L’interprétation décalée et l’abandon total des acteurs — Jean-François Casabonne en tête — à la vision du réalisateur ajoutent à l’élan poétique de l’oeuvre.
En racontant son récit sur pellicule, avec un ratio d’image 1,66/1 calqué sur les films français de l’après-guerre, Simon Lavoie rappelle le travail artisanal qui sous-tend le cinéma d’auteur. Avec cette approche nostalgique, il effectue un parallèle intéressant entre l’effacement de la mémoire collective du Québec par la mondialisation et l’effondrement de la sensibilité artistique devant l’hégémonie nord-américaine dominée par les plateformes de diffusion en continu.
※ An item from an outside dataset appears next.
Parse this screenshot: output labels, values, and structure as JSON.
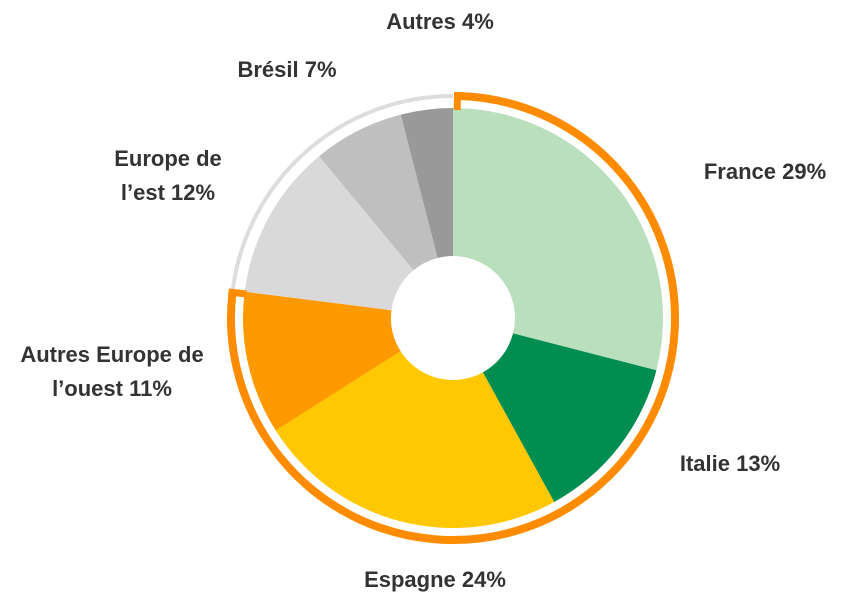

En choisissant d’appeler un chat un chat et de montrer du doigt tout ce qui, à son avis, pourrait contribuer à court et à long terme à la disparition de la nation québécoise, le cinéaste n’évite pas le piège du didactisme, ni celui du manque de nuances envers les plus jeunes générations, ainsi qu’envers l’ouverture à l’autre. Là où il réussit son pari, c’est plutôt dans les métaphores plus évocatrices qui s’organisent autour du thème de la mémoire et de l’importance d’une culture et de voix uniques qui la portent dans son édification. Ambitieux, original, mais pas toujours achevé.